Intel’s 10nm Cannonlake Chips Won’t Arrive Until Second Half Of 2017

Posted by at 12:29 pm on July 16, 2015

intel-logo-cover_w_195In its earnings call, Intel said that its 10nm transistors will be delayed by about six months, because the transition period for process nodes has grown from the usual two years to two and a half years for the past two generations (14nm and 10nm).

Intel initially promised that the production of its 14nm Broadwell chips would start in late 2013, but they only technically appeared in late 2014, with most new devices adopting the 14nm chips in the first half of 2015. Intel previously thought that the 10nm Cannonlake chips would be available late 2016 or early 2017, but now the company admitted that we shouldn’t expect it until the second half of 2017.

Intel’s CEO, Brian M. Krzanich, said that “the last two technology transitions have signaled that our cadence today is closer to 2.5 years than two.”

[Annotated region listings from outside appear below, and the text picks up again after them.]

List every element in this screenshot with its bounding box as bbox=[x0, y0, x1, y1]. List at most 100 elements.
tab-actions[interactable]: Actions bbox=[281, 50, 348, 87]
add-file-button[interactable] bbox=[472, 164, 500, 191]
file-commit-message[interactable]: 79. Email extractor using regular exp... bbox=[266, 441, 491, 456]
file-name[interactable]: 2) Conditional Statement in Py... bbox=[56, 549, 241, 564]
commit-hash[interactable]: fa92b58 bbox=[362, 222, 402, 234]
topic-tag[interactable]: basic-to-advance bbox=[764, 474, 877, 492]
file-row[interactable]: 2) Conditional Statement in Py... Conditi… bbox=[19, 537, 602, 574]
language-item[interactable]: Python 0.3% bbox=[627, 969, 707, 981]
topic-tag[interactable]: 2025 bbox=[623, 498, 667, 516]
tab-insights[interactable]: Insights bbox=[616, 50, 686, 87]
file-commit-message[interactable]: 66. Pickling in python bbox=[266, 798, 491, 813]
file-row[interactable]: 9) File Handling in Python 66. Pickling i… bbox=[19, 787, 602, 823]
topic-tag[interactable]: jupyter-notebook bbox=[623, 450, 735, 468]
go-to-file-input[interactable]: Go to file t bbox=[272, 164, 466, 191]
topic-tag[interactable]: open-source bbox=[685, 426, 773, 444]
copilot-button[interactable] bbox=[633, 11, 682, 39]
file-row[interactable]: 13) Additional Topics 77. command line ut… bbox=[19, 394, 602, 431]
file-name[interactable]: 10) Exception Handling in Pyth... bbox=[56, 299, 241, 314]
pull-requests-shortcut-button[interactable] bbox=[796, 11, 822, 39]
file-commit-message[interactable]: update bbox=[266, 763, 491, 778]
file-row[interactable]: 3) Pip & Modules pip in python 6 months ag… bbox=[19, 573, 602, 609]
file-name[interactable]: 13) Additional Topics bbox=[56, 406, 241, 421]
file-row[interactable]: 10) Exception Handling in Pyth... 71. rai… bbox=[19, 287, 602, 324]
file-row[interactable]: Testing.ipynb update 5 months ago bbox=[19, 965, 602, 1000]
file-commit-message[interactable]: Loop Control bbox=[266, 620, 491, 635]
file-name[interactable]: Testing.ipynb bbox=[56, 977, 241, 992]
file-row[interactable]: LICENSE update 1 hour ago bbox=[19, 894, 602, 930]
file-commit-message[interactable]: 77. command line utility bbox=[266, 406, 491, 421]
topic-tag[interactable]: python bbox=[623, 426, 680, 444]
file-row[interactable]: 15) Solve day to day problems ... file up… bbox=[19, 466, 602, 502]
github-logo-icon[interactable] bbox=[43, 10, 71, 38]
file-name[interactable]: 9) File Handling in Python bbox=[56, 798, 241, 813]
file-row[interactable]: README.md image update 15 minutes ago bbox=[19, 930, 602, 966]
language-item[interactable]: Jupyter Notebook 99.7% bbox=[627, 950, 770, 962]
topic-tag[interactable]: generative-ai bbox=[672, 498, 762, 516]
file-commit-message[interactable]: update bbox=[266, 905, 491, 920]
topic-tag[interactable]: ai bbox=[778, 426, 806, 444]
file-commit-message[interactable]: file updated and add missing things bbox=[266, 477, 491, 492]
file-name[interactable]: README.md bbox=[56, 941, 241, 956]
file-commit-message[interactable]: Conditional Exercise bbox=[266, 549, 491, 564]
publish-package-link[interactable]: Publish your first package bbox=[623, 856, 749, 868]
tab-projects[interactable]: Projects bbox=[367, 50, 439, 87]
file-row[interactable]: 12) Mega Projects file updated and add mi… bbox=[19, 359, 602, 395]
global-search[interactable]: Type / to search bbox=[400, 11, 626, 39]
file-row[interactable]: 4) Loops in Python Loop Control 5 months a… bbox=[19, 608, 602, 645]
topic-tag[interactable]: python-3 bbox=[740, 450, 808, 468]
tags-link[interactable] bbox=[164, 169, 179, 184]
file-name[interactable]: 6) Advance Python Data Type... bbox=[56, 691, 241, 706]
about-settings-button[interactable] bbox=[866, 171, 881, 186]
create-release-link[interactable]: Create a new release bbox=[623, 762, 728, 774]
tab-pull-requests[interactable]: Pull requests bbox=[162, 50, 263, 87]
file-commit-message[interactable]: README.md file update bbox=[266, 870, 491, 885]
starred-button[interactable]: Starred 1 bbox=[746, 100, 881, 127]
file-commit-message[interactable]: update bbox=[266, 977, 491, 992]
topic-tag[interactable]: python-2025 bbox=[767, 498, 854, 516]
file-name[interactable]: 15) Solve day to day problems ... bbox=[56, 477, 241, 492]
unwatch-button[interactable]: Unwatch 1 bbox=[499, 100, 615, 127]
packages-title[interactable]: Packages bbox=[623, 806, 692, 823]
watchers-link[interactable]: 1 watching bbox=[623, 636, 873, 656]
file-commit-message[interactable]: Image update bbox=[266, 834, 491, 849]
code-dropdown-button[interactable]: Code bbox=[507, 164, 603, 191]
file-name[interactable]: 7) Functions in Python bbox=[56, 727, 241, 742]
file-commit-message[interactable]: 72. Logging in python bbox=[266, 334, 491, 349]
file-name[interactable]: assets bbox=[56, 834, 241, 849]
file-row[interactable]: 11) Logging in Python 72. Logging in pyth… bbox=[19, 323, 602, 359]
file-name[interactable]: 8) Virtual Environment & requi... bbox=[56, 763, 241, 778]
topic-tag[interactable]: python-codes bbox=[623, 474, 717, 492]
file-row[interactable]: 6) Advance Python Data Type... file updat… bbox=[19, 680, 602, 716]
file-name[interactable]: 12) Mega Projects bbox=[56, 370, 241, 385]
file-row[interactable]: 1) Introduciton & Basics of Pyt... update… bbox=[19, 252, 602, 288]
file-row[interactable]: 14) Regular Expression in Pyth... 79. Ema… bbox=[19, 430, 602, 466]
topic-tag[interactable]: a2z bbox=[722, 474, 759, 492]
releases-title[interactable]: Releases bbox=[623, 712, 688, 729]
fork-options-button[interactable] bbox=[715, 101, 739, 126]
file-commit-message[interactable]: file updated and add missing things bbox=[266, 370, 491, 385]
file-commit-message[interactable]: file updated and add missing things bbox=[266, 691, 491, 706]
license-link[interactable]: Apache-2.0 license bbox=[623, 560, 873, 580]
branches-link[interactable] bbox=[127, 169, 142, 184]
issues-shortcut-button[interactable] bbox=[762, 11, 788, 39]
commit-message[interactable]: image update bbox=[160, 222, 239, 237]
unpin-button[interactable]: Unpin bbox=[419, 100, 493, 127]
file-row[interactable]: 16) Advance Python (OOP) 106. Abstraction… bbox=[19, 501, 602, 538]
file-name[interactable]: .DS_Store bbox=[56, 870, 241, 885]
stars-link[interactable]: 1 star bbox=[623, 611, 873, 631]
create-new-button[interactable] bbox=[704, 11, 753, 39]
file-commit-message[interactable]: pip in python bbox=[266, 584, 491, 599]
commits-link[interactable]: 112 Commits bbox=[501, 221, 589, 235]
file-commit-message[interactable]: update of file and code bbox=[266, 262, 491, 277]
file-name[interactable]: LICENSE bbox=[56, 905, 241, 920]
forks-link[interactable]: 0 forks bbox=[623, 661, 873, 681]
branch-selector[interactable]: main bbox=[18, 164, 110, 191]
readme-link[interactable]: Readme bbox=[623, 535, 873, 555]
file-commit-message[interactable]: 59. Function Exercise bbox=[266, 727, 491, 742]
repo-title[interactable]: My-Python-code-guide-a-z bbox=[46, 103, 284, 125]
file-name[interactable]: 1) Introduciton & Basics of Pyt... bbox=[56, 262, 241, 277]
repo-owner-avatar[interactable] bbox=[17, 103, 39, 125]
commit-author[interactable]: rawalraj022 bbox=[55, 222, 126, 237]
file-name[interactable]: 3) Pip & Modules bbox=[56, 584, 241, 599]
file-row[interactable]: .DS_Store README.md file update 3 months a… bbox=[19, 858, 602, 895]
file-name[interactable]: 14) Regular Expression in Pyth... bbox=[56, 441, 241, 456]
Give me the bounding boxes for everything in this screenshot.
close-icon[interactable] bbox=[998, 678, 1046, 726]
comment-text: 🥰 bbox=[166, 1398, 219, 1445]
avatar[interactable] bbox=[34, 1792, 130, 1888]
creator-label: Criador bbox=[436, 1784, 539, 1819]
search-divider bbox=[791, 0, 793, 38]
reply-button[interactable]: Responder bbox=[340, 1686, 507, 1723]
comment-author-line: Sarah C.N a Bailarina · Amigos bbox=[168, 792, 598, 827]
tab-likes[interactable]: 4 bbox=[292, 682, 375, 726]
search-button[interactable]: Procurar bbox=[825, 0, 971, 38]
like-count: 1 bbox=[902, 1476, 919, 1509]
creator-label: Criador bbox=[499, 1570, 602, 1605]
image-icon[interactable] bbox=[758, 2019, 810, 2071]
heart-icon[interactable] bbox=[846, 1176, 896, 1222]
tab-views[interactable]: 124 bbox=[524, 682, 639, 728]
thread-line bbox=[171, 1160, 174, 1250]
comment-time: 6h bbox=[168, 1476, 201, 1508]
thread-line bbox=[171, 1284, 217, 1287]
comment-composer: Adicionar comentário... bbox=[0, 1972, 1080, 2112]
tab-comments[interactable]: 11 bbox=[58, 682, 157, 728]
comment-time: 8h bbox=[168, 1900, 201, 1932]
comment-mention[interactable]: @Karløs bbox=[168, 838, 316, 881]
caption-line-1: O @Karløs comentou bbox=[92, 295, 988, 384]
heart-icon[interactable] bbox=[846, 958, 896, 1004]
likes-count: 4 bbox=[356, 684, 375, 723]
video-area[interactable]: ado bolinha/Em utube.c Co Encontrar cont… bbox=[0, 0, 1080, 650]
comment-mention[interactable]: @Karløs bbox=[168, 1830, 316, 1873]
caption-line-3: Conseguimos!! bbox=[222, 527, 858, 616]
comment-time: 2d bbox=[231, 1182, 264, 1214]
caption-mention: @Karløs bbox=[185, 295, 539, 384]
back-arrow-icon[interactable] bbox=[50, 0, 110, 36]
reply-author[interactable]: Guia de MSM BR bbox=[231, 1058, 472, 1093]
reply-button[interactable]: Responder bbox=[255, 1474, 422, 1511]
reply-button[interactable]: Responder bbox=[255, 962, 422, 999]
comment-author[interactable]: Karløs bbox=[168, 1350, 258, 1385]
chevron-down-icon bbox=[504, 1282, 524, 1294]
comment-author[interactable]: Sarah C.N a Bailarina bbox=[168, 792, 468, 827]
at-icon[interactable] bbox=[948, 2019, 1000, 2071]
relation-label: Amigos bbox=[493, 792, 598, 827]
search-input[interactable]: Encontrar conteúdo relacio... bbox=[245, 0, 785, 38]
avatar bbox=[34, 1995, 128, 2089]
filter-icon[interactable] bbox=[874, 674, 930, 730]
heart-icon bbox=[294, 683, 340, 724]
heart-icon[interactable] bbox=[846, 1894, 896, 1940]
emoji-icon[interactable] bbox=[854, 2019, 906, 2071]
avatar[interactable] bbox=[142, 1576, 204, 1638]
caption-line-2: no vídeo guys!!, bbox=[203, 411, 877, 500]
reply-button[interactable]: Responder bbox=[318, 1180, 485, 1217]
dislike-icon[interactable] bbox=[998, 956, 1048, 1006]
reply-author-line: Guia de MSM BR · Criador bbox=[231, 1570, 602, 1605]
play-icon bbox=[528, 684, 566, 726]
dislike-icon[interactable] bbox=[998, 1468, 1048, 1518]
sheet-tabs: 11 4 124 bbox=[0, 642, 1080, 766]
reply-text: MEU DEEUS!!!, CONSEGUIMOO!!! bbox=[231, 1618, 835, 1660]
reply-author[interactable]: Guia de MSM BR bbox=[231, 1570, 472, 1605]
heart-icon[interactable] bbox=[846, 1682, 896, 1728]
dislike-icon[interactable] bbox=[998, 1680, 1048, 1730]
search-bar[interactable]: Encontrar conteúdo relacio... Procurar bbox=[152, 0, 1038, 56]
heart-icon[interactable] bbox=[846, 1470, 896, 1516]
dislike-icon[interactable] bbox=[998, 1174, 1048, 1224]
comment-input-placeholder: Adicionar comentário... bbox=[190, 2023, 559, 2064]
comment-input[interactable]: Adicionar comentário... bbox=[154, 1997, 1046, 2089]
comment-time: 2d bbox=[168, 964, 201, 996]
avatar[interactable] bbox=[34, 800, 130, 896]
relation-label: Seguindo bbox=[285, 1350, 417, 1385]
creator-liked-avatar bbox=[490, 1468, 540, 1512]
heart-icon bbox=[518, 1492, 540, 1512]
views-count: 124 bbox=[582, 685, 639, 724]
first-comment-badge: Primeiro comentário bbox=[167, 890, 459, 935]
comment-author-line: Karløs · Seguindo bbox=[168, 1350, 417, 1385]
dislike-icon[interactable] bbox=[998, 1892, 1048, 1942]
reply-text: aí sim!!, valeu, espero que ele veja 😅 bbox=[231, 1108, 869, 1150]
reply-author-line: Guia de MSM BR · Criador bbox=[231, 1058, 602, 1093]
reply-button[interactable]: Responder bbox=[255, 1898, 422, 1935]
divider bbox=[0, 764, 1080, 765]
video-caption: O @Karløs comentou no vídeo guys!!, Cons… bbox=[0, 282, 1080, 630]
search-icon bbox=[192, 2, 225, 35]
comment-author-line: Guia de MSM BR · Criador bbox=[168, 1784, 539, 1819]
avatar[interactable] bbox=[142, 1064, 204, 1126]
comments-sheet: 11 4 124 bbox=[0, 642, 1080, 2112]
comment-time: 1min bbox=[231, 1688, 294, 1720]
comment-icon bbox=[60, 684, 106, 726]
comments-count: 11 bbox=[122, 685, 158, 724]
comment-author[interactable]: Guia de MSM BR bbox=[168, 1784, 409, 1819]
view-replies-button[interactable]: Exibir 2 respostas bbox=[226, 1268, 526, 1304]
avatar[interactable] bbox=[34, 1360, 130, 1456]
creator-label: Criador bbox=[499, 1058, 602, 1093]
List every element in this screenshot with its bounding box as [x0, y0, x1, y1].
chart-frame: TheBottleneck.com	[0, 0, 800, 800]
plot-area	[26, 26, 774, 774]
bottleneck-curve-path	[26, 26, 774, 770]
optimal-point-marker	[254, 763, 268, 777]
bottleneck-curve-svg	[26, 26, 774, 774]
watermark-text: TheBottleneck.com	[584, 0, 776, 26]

Therefore, if broad availability for 14nm chips arrived in early 2015, then we should see 10nm chips late 2017, and 7nm chips from Intel in the first half of 2020.

Intel’s announcement about its process delays came days after IBM said it has a working chip prototype built on a 7nm process technology. IBM’s announcement could be a sign that the company along with its partners, Samsung and Global Foundries, is ahead of Intel in making 7nm chips viable.

IBM also said that it has used EUV lithography to create the 7nm prototype chip, while last year Intel was still counting on non-EUV/multi-patterning for its 7nm process. All of this means that IBM and its partners may finally beat Intel to a process technology generation, something that hasn’t happened in decades.

Intel may still win the race to 10nm, but the company expects its 10nm chips to appear in the second half of 2017, which is around the same time TSMC wants to ship 10nm chips for Apple (with silicon sampling starting about a year earlier). This means that either Intel may lose the 10nm race to TSMC, or if it does win, it won’t be by a very wide margin.

In the earnings call, Intel announced that it will essentially give up on its tick-tock strategy, which has been disrupted by the latest delays, and will instead launch not two, but three product generations in the two and a half year time frame.

With the tick-tock strategy, the company would have launched the Skylake chips this year, and then about a year later it would have launched the Cannonlake generation. However, it will now introduce another generation in between them, called Kaby Lake, which will essentially be Skylake with some performance improvements. The chip will also be built on 14nm, just like Skylake, and is expected to arrive in the second half of 2016, or about a year after Skylake.